The method of the present invention involves contacting solid particulate 5'-ribonucleotides with a liquid surfactant that does not dissolve the 5'-ribonucleotides, thereby coating the 5'-ribonucleotides with the surfactant. This is a method of further coating the material with an oil or fat, and by adopting such a method, it is possible to uniformly coat the fine particles of 5'-ribonucleotides with the surfactant and the oil. It is extremely easy to operate and only requires a small amount of use.

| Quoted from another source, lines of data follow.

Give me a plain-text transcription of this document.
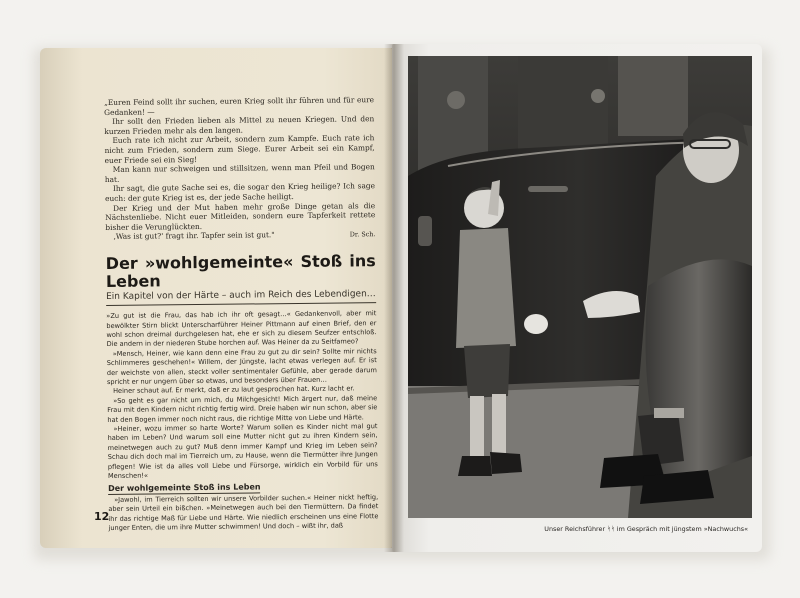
„Euren Feind sollt ihr suchen, euren Krieg sollt ihr führen und für eure Gedanken! —

Ihr sollt den Frieden lieben als Mittel zu neuen Kriegen. Und den kurzen Frieden mehr als den langen.

Euch rate ich nicht zur Arbeit, sondern zum Kampfe. Euch rate ich nicht zum Frieden, sondern zum Siege. Eurer Arbeit sei ein Kampf, euer Friede sei ein Sieg!

Man kann nur schweigen und stillsitzen, wenn man Pfeil und Bogen hat.

Ihr sagt, die gute Sache sei es, die sogar den Krieg heilige? Ich sage euch: der gute Krieg ist es, der jede Sache heiligt.

Der Krieg und der Mut haben mehr große Dinge getan als die Nächstenliebe. Nicht euer Mitleiden, sondern eure Tapferkeit rettete bisher die Verunglückten.

‚Was ist gut?' fragt ihr. Tapfer sein ist gut."	Dr. Sch.
Der »wohlgemeinte« Stoß ins Leben
Ein Kapitel von der Härte – auch im Reich des Lebendigen…

»Zu gut ist die Frau, das hab ich ihr oft gesagt…« Gedankenvoll, aber mit bewölkter Stirn blickt Unterscharführer Heiner Pittmann auf einen Brief, den er wohl schon dreimal durchgelesen hat, ehe er sich zu diesem Seufzer entschloß. Die andern in der niederen Stube horchen auf. Was Heiner da zu Seitfameo?

»Mensch, Heiner, wie kann denn eine Frau zu gut zu dir sein? Sollte mir nichts Schlimmeres geschehen!« Willem, der Jüngste, lacht etwas verlegen auf. Er ist der weichste von allen, steckt voller sentimentaler Gefühle, aber gerade darum spricht er nur ungern über so etwas, und besonders über Frauen…

Heiner schaut auf. Er merkt, daß er zu laut gesprochen hat. Kurz lacht er.

»So geht es gar nicht um mich, du Milchgesicht! Mich ärgert nur, daß meine Frau mit den Kindern nicht richtig fertig wird. Dreie haben wir nun schon, aber sie hat den Bogen immer noch nicht raus, die richtige Mitte von Liebe und Härte.

»Heiner, wozu immer so harte Worte? Warum sollen es Kinder nicht mal gut haben im Leben? Und warum soll eine Mutter nicht gut zu ihren Kindern sein, meinetwegen auch zu gut? Muß denn immer Kampf und Krieg im Leben sein? Schau dich doch mal im Tierreich um, zu Hause, wenn die Tiermütter ihre Jungen pflegen! Wie ist da alles voll Liebe und Fürsorge, wirklich ein Vorbild für uns Menschen!«

Der wohlgemeinte Stoß ins Leben

»Jawohl, im Tierreich sollten wir unsere Vorbilder suchen.« Heiner nickt heftig, aber sein Urteil ein bißchen. »Meinetwegen auch bei den Tiermüttern. Da findet ihr das richtige Maß für Liebe und Härte. Wie niedlich erscheinen uns eine Flotte junger Enten, die um ihre Mutter schwimmen! Und doch – wißt ihr, daß

12
Unser Reichsführer ᛋᛋ im Gespräch mit jüngstem »Nachwuchs«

It has excellent effects such as being suitable for industrial production. Furthermore, by maintaining the coated seasoning prepared by the method of the present invention at a temperature below the melting point of the fat or oil, the coating becomes stronger. Therefore, even when the coated seasoning of the present invention is added to a substance containing phosphatase, the 5'-ribonucleotides are difficult to elute into water, so the 5'-ribonucleotides are not degraded by the phosphatase. The risk of losing flavor is extremely small. Furthermore, by melting the oil layer of the coated seasoning of the present invention again and then solidifying it, the 5'-ribonucleotide particles present on the surface of the oil layer migrate into the interior due to the surface tension of the oil and fat. Therefore, decomposition of 5'-ribonucleotides by phosphatase can be further prevented. Therefore, the coated seasoning prepared by the method of the present invention has an extremely lower risk of 5'-ribonucleotides being degraded by phosphatase and losing flavoring flavor than those obtained by conventional coating methods. . Further, since a surfactant is used in combination, the coated seasoning of the present invention also has the effect of not forming an oil film even when used in soups. If such a coated seasoning is mixed and added before the heating process in the food manufacturing process, even if phosphatase is present in the food, it will not be affected by the enzymatic action, and the coating will not occur after the phosphatase is inactivated by heating. When the fat and oil layer is melted, 5'-ribonucleotides with flavor can be stably present in foods.

Claims (1)

[Claims] 1. Solid particulate 5'-ribonucleotides with an average particle diameter of 44 μm or less and a water content of 20% by weight or less, and liquid lecithin in which the 5'-ribonucleotides are not dissolved. After coating 5′-ribonucleotides with lecithins by contacting them under a temperature condition of 40 to 100°C, the 5′-ribonucleotides coated with the obtained lecithins are
A method for producing a coated seasoning, which comprises further coating ribonucleotides with an oil or fat. 2. The method for producing a coated seasoning according to claim 1, wherein the liquid lecithin in which the 25'-ribonucleotides are not dissolved is obtained by dissolving lecithin in alcohol. 3. In the method for producing a coated seasoning according to claim 1, after coating with an oil or fat, the coated particles are maintained in a dispersed state at a temperature equal to or higher than the melting point of the oil or fat to melt the oil layer of the particles, and then the coated particles are coated with an oil or fat. A method for producing a coated seasoning, which comprises holding the seasoning at a temperature below the melting point of the seasoning and solidifying it again.